Welsh opt for vaccination of badgers
THERE will not be a badger cull in Wales as part of the Welsh Government’s bovine TB eradication programme. Instead the focus will be on the vaccination of badgers.
Environment Minister, John Griffiths, told a Plenary meeting of AMs today (Tuesday, March 2)) that the way forward will be based on the findings of the independently scientific review it commissioned last year.
Setting out what he described as the Government’s “challenging and progressive” plans for dealing with bovine TB over the next four years, he said:
“Bovine TB has a significant financial and social impact on farmers and the wider community in Wales. I have visited and spoken to a number of cattle farming families across Wales.
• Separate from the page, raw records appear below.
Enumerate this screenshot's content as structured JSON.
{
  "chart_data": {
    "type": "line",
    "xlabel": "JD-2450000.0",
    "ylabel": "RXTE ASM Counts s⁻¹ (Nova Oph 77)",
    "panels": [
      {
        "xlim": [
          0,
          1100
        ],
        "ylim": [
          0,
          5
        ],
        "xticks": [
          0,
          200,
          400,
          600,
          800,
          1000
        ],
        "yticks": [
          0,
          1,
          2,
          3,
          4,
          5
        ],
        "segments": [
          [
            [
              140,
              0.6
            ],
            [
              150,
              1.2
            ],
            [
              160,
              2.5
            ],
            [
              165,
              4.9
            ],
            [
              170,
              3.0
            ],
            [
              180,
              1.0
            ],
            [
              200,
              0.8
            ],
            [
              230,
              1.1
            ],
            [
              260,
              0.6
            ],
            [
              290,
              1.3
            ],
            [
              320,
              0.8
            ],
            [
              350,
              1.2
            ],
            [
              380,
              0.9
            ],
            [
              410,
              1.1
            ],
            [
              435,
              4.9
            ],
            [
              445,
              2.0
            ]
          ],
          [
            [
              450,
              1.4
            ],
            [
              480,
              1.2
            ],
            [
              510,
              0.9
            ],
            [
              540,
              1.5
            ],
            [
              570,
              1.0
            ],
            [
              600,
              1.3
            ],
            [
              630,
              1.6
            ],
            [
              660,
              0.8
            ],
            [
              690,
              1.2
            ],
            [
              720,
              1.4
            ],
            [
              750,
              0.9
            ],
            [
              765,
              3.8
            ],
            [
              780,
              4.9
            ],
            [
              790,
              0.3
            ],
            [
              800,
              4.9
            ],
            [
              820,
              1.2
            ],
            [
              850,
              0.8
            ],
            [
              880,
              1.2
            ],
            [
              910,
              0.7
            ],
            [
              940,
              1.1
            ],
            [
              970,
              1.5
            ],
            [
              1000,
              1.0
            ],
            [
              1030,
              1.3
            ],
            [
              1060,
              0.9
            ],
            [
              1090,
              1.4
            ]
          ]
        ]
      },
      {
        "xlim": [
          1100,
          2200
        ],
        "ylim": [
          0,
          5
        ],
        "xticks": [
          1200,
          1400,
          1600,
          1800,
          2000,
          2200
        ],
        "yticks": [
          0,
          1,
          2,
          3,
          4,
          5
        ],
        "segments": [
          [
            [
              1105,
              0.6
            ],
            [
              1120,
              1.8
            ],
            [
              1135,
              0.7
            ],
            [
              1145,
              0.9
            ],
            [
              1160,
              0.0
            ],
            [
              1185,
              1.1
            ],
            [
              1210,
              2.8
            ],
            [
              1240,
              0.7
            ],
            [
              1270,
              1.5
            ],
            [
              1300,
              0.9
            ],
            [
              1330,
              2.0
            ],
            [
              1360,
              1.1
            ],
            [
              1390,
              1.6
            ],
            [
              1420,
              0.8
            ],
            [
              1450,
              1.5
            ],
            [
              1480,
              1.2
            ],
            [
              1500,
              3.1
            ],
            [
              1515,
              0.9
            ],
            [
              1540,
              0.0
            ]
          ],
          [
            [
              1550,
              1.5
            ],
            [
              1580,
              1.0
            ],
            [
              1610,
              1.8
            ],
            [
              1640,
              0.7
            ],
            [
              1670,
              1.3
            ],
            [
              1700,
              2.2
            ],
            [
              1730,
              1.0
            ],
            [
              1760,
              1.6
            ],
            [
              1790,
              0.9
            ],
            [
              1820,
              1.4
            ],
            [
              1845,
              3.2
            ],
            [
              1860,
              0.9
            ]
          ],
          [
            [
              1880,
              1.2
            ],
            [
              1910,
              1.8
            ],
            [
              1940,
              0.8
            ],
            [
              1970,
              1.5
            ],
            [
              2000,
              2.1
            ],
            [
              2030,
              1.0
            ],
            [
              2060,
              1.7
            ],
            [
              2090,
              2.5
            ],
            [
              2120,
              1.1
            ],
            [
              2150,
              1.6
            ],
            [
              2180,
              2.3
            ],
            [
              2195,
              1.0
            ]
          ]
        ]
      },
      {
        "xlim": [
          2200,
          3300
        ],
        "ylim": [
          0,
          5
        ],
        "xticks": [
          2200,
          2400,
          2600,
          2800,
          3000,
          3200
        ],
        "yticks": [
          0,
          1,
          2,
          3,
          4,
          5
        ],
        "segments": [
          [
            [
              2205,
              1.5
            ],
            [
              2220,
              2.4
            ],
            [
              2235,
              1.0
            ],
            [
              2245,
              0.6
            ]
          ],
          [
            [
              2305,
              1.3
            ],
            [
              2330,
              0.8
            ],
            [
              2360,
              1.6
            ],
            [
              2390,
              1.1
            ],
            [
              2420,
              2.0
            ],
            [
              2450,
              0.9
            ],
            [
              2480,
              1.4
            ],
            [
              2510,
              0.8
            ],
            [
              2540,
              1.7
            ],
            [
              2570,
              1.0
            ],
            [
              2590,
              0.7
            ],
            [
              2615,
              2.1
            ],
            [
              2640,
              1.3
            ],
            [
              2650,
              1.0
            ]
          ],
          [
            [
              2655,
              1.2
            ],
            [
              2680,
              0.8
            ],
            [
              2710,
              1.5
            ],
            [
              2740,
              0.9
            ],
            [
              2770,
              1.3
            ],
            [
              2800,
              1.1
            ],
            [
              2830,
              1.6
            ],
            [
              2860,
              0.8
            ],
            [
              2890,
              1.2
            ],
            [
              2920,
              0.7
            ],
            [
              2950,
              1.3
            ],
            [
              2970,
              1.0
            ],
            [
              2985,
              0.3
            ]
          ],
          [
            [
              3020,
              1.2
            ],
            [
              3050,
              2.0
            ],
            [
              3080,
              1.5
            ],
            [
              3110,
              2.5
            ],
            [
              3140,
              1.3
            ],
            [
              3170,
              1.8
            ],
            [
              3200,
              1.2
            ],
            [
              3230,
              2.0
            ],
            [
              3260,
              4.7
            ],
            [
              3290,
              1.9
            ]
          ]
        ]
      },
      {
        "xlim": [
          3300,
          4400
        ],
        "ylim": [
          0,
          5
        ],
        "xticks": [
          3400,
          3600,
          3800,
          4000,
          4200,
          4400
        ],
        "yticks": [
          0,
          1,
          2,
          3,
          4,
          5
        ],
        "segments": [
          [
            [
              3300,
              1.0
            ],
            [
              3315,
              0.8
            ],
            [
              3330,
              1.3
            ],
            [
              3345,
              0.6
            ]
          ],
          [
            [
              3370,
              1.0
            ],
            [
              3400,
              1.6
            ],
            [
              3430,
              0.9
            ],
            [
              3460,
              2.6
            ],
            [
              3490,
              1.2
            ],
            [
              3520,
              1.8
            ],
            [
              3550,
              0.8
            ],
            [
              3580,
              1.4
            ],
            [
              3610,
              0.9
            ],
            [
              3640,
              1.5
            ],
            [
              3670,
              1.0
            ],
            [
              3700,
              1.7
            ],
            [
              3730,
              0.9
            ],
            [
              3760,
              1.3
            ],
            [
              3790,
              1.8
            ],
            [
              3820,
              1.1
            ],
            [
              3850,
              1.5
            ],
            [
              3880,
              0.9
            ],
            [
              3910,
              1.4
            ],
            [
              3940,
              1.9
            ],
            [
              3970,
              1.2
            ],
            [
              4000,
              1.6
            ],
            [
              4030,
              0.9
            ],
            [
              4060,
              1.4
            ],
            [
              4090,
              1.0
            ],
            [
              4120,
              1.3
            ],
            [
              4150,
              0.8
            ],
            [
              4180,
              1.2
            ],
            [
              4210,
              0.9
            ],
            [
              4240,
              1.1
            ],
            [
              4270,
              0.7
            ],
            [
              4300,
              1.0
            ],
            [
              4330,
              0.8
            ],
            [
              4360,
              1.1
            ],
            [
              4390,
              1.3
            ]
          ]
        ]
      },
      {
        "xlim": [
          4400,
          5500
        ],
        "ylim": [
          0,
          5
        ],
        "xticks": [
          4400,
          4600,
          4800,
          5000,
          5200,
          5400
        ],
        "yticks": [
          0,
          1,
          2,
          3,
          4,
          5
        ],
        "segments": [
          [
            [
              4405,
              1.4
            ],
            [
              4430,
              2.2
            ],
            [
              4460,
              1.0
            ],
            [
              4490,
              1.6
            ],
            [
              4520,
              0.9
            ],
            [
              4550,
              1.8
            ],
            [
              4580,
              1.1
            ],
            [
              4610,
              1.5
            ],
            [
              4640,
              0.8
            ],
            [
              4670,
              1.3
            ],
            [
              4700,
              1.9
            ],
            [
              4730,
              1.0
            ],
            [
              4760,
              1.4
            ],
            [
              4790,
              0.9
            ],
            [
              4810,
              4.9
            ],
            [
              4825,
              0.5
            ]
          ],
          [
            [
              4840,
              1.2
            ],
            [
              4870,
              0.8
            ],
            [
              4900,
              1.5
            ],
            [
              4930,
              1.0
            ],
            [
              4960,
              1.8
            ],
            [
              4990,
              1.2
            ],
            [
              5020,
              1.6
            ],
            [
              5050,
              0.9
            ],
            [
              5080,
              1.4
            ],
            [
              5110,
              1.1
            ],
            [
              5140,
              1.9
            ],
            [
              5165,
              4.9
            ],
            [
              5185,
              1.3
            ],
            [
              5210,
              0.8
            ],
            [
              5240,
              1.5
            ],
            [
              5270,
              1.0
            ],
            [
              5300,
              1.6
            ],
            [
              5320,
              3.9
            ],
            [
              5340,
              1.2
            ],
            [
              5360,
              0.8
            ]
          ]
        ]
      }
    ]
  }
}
I know from listening just how difficult it is and how the consequences of TB can be devastating.
“We have a Government commitment to take a science led approach to tackling this serious disease and I am personally committed to the eradication of bovine TB in Wales.
“The Strategic Framework for Bovine TB Eradication that I am launching today acknowledges that we must deal with all sources of bovine TB, including wildlife, if we are going to achieve our goal of eradicating this debilitating disease.
“I have considered a number of options including whether culling or vaccination of badgers are appropriate.
“After careful consideration I have decided to pursue a badger vaccination project within the North Pembrokeshire Intensive Action Area.”
The Minister explained that he had asked his Chief Veterinary Officer to design a five year vaccination programme which would begin in the Intensive Action Area.
He had also asked for other areas where vaccination could be expected to contribute to TB eradication to be considered.
Speaking about his decision not to cull badgers in the Intensive Action Area, the Minister said:
“This has been a difficult decision to take. In making it, I have considered the likely benefits that vaccination or culling could have.
“Any decision to cull would need to be justified on the basis that it would be necessary to eliminate or substantially reduce the incidence of bovine TB in cattle.
“I have considered the evidence provided to me, including scientific and legal advice and have noted the advice on potential benefit that might be obtained by vaccination or culling.
“At present I am not satisfied that a cull of badgers would be necessary to bring about a substantial reduction in cases of TB in cattle.”
The Minister confirmed that the new strategic framework took a comprehensive approach, with proposed policy changes including improved management of long running and persistent TB herd breakdowns, the pilot of an audit of TB testing, a voluntary scheme to share bovine TB breakdown data between neighbouring farms and an advisory service for farmers affected by the disease.
He also emphasised that TB eradication was a long term commitment that would require the application of new technologies and scientific developments as they became available.
He had also asked the Chief Vet to convene a working group of experts to develop a cattle vaccinations strategy so that best use could be made of such a vaccination once it became available.